Yargılama sırasında davacının dava dışı icra takibinin borçluları—– haciz ihtarnamelerinin tebliğ tarihleri ve dava tarihi itibariyle borçlu olup olmadığının tespit edilmesi, davacı ile dava dışı —— arasındaki ticari ve akdi ilişkinin tespit edilmesi konusunda bilirkişi incelemesi yaptırılmıştır.Bilirkişi tarafından tanzim edilen raporda; davacının ticari defterlerinin usulüne uygun tutulduğu ve sahibi lehine delil olma vasfına haiz olduğu, haciz ihbarnamelerinin tebliğ tarihleri ve dava tarihi itibariyle davacının —–borcunun bulunmadığı tespit edilmiştir. Dolayısıyla davacının haciz ihbarnamelerinin tebliğ tarihleri itibariyle icra takibinin borçlusu —— borcunun bulunmadığı sonucuna varılmıştır.Tüm bu açıklanan nedenlerle; davanın hak düşürücü süre içerisinde açıldığı, hükme esas alınan bilirkişi raporu doğrultusunda davacının haciz ihbarnamelerinin tebliğ tarihleri itibariyle icra takibinin borçlularına borcunun bulunmadığı anlaşıldığından davanın kabulüne, davacının—-İcra Müdürlüğünün —–Sayılı dosyasından gönderilen haciz ihbarnamesi sebebiyle takip borçlusu ve alacaklılarına karşı borçlu olmadığının tespitine karar vermek gerekmiş ve aşağıdaki şekilde hüküm oluşturulmuştur.

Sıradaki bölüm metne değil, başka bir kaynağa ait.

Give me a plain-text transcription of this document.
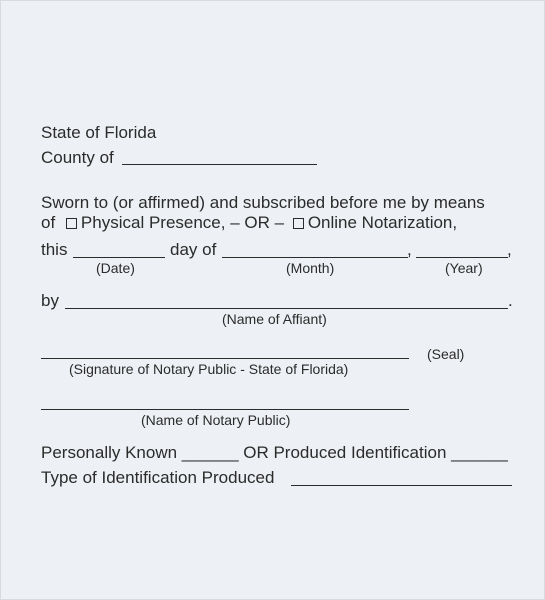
State of Florida
County of
Sworn to (or affirmed) and subscribed before me by means
of Physical Presence, – OR – Online Notarization,
this	day of	,	,
(Date)	(Month)	(Year)
by	.
(Name of Affiant)
(Seal)
(Signature of Notary Public - State of Florida)
(Name of Notary Public)
Personally Known ______ OR Produced Identification ______
Type of Identification Produced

HÜKÜM : Gerekçesi yukarıda açıklandığı üzere:
1-Davanın KABULÜNE, davacının—- İcra Müdürlüğünün —– Sayılı dosyasından gönderilen haciz ihbarnamesi sebebiyle takip borçlusu ve alacaklılarına karşı borçlu olmadığının tespitine,
2-Alınması gereken 15.245,83-TL karar harcına karşılık peşin alınan 80,70-TL ve 3.731,00-TL tamamlama harcı toplamı olan 3.811,70-TL’den mahsubu ile bakiye 11.434,13-TL harcın davalıdan alınarak hazineye irat kaydına,
3-Davacı tarafından sarfolunan 1.631,00-TL yargılama gideri, başvuru harcı olarak alınan 80,70-TL, peşin alınan 80,70-TL ve 3.731,00-TL tamamlama harcı toplamı olan 3.892,40-TL yargılama giderlerinin davalıdan alınarak davacıya verilmesine,
4-Davacı lehine AAÜT uyarınca taktir olunan 35.477,89-TL vekalet ücretinin davalıdan alınarak davacıya verilmesine,
5-Karar kesinleştiğinde ve talep halinde kullanılmayan gider avansının yatıran tarafa iadesine,
Dair, Gerekçeli kararın taraflara tebliğinden itibaren iki haftalık süre içinde istinaf yolu açık olmak üzere davacı vekili ile davalı vekilinin yüzlerine karşı verilen karar açıkça okunup usulen anlatıldı.